Christine Brusson poursuit son exploration de l'univers de Proust
La Lodévoise Christine Brusson vient de publier un nouveau livre consacré à l'une des figures majeures de la littérature française qui la fascine. Écrivain, Christine Brusson a déjà publié chez plusieurs éditeurs des récits, romans et essais autobiographiques, dont La maison en chantier, ode à la liberté du corps et de l'esprit. Curieuse des processus de la création artistique, elle a entrepris de relire Proust, dont la source de l'œuvre reste, selon elle, énigmatique.

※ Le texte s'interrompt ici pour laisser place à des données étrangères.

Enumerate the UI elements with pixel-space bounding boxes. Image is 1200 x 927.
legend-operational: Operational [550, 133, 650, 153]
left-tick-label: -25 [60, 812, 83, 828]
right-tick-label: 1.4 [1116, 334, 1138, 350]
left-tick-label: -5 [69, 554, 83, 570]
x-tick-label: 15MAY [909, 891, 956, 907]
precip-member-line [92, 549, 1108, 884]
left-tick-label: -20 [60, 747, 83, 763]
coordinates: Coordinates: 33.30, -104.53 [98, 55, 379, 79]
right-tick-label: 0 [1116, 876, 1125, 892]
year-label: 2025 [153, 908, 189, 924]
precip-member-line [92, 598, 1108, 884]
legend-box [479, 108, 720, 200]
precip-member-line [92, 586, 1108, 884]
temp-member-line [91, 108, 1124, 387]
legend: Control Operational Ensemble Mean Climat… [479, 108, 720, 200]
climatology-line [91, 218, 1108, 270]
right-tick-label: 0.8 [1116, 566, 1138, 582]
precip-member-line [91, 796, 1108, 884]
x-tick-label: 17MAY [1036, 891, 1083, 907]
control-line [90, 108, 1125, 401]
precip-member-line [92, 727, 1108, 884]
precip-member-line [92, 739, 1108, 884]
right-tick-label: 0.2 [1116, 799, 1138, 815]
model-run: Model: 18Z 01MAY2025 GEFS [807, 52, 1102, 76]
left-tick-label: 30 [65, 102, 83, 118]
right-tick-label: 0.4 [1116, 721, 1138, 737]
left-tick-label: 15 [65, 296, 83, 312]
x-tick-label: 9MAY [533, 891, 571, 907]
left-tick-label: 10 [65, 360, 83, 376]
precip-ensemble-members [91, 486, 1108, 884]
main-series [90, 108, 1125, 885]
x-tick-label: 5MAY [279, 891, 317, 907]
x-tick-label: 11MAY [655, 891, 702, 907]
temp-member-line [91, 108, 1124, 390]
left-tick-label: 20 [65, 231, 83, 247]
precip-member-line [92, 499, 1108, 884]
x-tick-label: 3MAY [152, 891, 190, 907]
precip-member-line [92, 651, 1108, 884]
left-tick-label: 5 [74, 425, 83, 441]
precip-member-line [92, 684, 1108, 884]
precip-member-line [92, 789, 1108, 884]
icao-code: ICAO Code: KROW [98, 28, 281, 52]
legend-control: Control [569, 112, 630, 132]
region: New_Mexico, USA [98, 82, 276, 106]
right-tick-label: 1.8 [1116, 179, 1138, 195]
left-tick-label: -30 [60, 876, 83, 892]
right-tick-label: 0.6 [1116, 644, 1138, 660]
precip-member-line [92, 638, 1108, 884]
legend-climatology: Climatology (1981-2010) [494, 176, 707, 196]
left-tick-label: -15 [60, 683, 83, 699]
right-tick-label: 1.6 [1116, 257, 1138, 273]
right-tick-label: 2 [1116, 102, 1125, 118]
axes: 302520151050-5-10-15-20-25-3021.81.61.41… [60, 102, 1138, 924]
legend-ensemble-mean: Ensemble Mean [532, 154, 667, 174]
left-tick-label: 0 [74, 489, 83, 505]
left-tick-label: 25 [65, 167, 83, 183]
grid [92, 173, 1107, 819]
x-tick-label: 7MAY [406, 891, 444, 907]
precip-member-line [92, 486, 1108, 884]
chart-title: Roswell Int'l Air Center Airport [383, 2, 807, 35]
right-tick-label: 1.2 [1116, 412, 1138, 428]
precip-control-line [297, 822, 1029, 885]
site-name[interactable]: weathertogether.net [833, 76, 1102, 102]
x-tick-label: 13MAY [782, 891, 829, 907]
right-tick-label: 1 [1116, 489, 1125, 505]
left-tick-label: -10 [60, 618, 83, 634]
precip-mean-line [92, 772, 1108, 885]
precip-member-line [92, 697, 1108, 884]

Un 4e volet : « Proust, la mort des cathédrales »
« Tout est parti d'une intuition, raconte la Lodévoise. Pourquoi un homme aussi bien né, choyé par sa famille, qui a passé sa vie à l'abri du besoin, entouré de personnalités en vue, couronné de succès, a-t-il passé sa vie continuellement malade, mourant, cloîtré, à 51 ans ? » En réduisant les contradictions, Christine Brusson approche un Proust plus cohérent, plus vrai que celui qu'a construit la légende. Après Proust, contre-enquête (Classiques-Garnier 2018), Proust, voir l'invisible (Kimé, 2023) et Proust, écrire le vivant (Kimé, 2025), dans lesquels elle a voulu explorer ses expériences fondatrices et comprendre comment il était devenu cet écrivain si singulier, le dernier qui vient de paraître, Proust, la mort des cathédrales (Kimé, 2026), présente un article de 1904 paru dans Le Figaro au moment où les députés élaborent le projet de loi de Séparation de l'Église et de l'État, avec un commentaire « nourri des années de recherche proustienne ».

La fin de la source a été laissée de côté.